Baru-baru ini gempabumi mengguncang kota Palu dan Donggala di Sulawesi Tengah. Gempabumi yang terjadi di wilayah pesisir tersebut kemudian membangkitkan tsunami di pantai Donggala dan pantai Talise Palu. Gelombang tsunami dapat bergerak ke segala arah dengan jarak hingga beribu-ribu kilometer. Dampak yang dirasakan oleh bencana ini bisa menyapu seisi kota dan memakan banyak korban jiwa.
Untuk mengantisipasi kondisi demikian, bagi masyarakat yang tinggal di wilayah pesisir diimbau untuk menanam tumbuhan pantai. Salah satunya adalah jenis vegetasi cemara udang atau cemara laut. Cemara udang (Casuarina equisetifolia) atau yang memiliki sebutan lain yaitu Australian pine dan beach she-oak terkenal sebagai benteng alami penghadang tsunami.

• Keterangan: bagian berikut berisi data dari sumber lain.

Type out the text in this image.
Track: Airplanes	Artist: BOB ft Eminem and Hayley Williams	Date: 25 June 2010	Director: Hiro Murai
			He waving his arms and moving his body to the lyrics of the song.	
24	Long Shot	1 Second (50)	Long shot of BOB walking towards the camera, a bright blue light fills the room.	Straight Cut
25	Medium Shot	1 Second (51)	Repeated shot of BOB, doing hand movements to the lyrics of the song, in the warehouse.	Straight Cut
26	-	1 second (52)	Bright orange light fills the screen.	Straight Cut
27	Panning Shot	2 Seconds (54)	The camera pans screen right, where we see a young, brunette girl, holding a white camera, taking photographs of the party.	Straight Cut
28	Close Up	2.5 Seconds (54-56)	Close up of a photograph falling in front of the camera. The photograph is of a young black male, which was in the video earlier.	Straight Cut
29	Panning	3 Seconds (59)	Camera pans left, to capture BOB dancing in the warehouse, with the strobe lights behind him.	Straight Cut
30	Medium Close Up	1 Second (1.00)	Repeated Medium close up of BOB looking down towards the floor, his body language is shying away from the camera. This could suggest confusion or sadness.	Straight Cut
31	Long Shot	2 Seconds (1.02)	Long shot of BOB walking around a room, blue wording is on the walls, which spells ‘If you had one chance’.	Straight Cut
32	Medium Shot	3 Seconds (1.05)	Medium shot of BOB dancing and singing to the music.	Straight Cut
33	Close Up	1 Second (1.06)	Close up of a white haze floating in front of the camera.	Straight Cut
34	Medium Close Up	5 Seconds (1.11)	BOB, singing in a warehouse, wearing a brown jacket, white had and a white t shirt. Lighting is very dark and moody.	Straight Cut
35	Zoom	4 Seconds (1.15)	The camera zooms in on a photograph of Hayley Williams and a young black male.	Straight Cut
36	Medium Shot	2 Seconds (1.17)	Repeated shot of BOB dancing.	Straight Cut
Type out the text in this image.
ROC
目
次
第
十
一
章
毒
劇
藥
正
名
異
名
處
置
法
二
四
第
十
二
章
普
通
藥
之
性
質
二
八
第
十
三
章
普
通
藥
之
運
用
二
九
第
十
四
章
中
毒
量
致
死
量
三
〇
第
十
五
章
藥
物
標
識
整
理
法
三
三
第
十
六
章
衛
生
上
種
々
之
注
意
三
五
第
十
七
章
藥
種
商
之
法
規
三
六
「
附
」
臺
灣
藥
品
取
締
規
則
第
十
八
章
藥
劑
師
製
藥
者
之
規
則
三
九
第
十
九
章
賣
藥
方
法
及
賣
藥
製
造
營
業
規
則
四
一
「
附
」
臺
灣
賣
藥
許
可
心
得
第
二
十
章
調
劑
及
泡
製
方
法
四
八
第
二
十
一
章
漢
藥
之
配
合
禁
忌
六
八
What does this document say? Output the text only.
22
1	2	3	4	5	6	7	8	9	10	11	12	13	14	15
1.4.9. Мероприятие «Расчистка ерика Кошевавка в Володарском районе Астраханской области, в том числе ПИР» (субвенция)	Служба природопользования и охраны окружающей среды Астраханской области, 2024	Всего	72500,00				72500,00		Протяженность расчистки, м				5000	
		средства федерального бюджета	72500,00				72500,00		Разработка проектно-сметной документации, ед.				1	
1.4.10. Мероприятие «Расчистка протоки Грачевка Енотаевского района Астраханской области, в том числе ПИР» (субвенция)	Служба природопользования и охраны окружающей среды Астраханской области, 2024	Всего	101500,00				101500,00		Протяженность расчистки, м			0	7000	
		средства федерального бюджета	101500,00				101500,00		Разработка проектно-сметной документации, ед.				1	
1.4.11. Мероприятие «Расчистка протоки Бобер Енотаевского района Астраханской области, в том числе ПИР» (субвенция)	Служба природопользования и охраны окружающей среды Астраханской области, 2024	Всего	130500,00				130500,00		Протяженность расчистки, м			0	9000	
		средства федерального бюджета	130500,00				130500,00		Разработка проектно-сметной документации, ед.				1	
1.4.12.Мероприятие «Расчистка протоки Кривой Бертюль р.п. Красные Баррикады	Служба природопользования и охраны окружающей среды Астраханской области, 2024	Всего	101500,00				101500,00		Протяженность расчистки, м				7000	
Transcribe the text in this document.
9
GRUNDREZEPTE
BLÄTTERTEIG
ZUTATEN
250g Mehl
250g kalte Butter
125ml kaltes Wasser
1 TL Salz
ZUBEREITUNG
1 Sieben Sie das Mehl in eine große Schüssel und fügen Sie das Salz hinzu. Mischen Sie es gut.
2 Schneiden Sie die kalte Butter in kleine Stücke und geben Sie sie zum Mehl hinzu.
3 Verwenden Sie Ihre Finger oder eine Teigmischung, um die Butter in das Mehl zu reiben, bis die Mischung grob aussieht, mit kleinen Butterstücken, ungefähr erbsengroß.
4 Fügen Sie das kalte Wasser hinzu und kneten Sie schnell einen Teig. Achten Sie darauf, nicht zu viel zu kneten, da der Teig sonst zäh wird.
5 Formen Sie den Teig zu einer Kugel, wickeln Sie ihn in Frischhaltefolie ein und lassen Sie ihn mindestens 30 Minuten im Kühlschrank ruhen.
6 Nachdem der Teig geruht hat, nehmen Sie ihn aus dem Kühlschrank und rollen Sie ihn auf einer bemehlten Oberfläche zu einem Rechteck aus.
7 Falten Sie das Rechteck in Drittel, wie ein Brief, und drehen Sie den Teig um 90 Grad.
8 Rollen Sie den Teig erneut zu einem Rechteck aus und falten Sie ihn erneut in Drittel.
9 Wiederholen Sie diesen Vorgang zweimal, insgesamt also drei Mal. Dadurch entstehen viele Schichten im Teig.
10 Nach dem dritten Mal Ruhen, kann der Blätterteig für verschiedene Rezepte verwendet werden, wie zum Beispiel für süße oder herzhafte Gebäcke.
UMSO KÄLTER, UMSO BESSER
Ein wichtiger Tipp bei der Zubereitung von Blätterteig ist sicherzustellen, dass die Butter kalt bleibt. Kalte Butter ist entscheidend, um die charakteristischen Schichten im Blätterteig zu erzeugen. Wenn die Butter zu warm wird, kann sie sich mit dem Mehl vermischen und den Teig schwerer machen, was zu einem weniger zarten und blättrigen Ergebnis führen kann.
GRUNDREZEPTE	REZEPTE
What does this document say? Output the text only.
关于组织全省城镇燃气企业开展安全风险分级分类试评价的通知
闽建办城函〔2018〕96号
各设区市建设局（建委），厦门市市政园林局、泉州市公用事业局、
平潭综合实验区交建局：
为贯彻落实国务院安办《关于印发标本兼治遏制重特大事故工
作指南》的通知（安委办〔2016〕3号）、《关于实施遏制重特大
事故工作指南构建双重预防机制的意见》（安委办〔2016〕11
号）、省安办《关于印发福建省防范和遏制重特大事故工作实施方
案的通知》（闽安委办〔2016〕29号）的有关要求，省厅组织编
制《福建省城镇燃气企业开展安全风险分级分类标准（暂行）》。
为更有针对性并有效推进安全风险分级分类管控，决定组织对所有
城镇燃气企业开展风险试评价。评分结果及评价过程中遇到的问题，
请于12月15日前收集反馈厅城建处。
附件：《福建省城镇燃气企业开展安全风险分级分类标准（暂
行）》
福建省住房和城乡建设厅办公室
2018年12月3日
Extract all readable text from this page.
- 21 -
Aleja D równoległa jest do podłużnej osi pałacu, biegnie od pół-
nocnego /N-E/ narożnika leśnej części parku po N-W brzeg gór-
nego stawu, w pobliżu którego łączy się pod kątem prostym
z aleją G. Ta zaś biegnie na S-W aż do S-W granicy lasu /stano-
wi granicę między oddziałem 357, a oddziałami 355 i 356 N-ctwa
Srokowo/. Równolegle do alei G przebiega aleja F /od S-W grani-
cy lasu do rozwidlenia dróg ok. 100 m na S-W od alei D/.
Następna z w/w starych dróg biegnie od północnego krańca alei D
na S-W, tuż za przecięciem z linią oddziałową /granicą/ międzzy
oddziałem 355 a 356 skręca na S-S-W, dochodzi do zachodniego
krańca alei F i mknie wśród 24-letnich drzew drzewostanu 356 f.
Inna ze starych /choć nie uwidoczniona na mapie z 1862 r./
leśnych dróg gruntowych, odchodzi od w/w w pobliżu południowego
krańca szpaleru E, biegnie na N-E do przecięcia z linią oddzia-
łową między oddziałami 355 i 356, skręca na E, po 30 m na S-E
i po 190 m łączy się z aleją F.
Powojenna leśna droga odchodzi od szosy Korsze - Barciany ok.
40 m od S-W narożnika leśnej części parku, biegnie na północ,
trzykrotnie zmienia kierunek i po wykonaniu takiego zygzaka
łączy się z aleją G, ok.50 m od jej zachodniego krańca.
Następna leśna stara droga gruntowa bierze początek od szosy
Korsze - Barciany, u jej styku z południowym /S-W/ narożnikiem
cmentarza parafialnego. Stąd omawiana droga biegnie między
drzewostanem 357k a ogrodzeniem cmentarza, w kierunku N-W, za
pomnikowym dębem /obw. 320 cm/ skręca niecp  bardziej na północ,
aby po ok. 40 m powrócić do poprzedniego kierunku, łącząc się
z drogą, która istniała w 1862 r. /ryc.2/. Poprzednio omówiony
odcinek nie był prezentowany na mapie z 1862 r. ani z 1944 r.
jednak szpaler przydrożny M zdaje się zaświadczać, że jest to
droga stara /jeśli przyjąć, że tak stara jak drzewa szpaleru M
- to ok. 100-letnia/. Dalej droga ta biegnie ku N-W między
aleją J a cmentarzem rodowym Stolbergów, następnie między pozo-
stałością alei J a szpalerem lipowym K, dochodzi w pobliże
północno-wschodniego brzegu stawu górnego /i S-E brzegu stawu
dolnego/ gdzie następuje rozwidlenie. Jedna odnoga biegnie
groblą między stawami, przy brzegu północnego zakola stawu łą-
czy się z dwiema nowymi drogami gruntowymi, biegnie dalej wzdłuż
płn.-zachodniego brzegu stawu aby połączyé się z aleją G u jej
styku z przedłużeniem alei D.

Berdasarkan penelitian Prof. Dr. Suhardi, MSC, guru besar Fakultas Kehutanan UGM, pembuatan lapisan cemara udang di sepanjang pantai berfungsi sebagai benteng pelindung dari abrasi pantai dan tsunami. Hutan cemara udang juga menjadi tempat berkembangnya satwa yang sangat peka dengan tanda-tanda terjadinya tsunami, sehingga dapat memberi isyarat kepada masyarakat akan datangnya tsunami.
Cemara udang merupakan tanaman dengan banyak manfaat. Tanaman ini mampu menahan tiupan angin kencang, hempasan gelombang laut, dan terpaan pasir yang bergulung di sepanjang pantai. Oleh karena itu, cemara udang sangat baik digunakan sebagai pemecah angin (windbarrier) di kawasan pantai yang rentan terhadap bahaya angin kencang dan tsunami.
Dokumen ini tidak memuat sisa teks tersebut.